もう一つ、意識して続けたことがある。「見通しと計画を立てること」だ。
未知の領域に放り込まれたとき、最初にやることを決めた。ゴールイメージを明確にする。必要な作業をわかる範囲で洗い出す。不明点をリストアップする。そして、関係者と細かく認識合わせをする。
これは技術力とは関係ない。むしろ、技術力がないからこそ徹底できたことだと思っている。わからないことだらけだから、一つひとつ確認するしかない。曖昧なまま進むと自分が一番困るから、丁寧にすり合わせるしかない。
結果として、「あの人は仕事が丁寧だ」「抜け漏れが少ない」という評価につながっていった。技術力の話ではなく、姿勢と段取りの話だ。

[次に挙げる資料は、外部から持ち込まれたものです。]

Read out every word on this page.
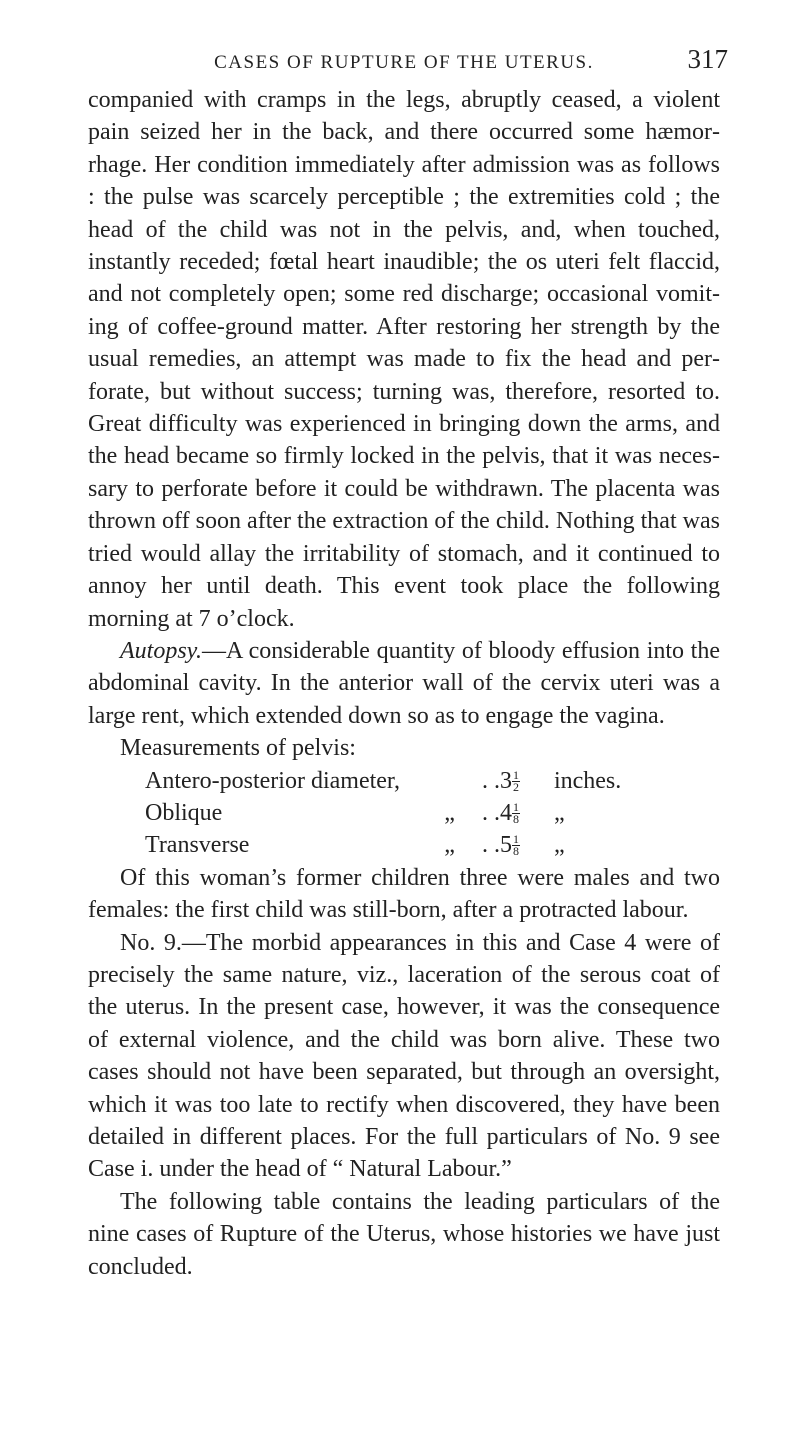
CASES OF RUPTURE OF THE UTERUS.	317

companied with cramps in the legs, abruptly ceased, a violent pain seized her in the back, and there occurred some hæmorrhage. Her condition immediately after admission was as follows : the pulse was scarcely perceptible ; the extremities cold ; the head of the child was not in the pelvis, and, when touched, instantly receded; fœtal heart inaudible; the os uteri felt flaccid, and not completely open; some red discharge; occasional vomiting of coffee-ground matter. After restoring her strength by the usual remedies, an attempt was made to fix the head and perforate, but without success; turning was, therefore, resorted to. Great difficulty was experienced in bringing down the arms, and the head became so firmly locked in the pelvis, that it was necessary to perforate before it could be withdrawn. The placenta was thrown off soon after the extraction of the child. Nothing that was tried would allay the irritability of stomach, and it continued to annoy her until death. This event took place the following morning at 7 o’clock.

Autopsy.—A considerable quantity of bloody effusion into the abdominal cavity. In the anterior wall of the cervix uteri was a large rent, which extended down so as to engage the vagina.

Measurements of pelvis:

Antero-posterior diameter,		. .	$3 \frac{1}{2}$	inches.
Oblique	„	. .	$4 \frac{1}{8}$	„
Transverse	„	. .	$5 \frac{1}{8}$	„

Of this woman’s former children three were males and two females: the first child was still-born, after a protracted labour.

No. 9.—The morbid appearances in this and Case 4 were of precisely the same nature, viz., laceration of the serous coat of the uterus. In the present case, however, it was the consequence of external violence, and the child was born alive. These two cases should not have been separated, but through an oversight, which it was too late to rectify when discovered, they have been detailed in different places. For the full particulars of No. 9 see Case i. under the head of “ Natural Labour.”

The following table contains the leading particulars of the nine cases of Rupture of the Uterus, whose histories we have just concluded.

スマートではない。泥臭い。でも、それしかできなかったから、それを続けた。
20年続けてわかった「凡人が生き残る条件」
長くやっていると、不思議な光景を何度も目にする。
自分より明らかに技術力が高い人が、いつの間にかいなくなっている。逆に、これといった突出したスキルがない人が、気づけば長く活躍している。
技術力と生存率は、必ずしも比例しない。これは本当のことだと思っている。
消えていった「優秀な人たち」には、いくつかの共通点があった。
体調不良や遅刻で勤怠が安定しない人。技術はあっても、現場に来なければ意味がない。報連相なく独りよがりに進めてしまう人。どれだけ優秀でも、周囲を置き去りにしては仕事にならない。「自分が正しい」と信じ込み、相手を見下すような態度をとる人。謙虚さのない人間に、仕事は集まらない。そして、自分の志向と会社の評価軸がまったく合っていない環境に居続けた人。いくら頑張っても、評価されない場所で消耗するだけだ。
共通しているのは、技術力の問題ではないということだ。
一方で、自分がなんとかやれてきた理由を振り返ると、逆のことをやっていたに過ぎない。ちゃんと来る。報連相を怠らない。わからないことは素直に聞く。合わないと感じたら環境を変える。
地味だ。華やかさのかけらもない。でも、これが続けることの正体だったと今は思っている。
「才能がないから無理だ」は、たぶん言い訳だ。才能がなくても続けられる条件は、意外とシンプルなところにある。
まとめ:凡人エンジニアの生存戦略
技術力がないことを、ずっとコンプレックスに思っていた。
でも20年近くやってきてわかったのは、技術力はあるに越したことはないが、それだけが武器じゃないということだ。逃げずに向き合い続けること。段取りと関係構築で補うこと。合わない環境からは早めに離れること。それだけで、思ったよりも長くやれる。
「自分には無理かもしれない」と思っているエンジニアに、この記事が少しでも参考になれば嬉しい。
技術力がないなりの戦い方は、ちゃんとある。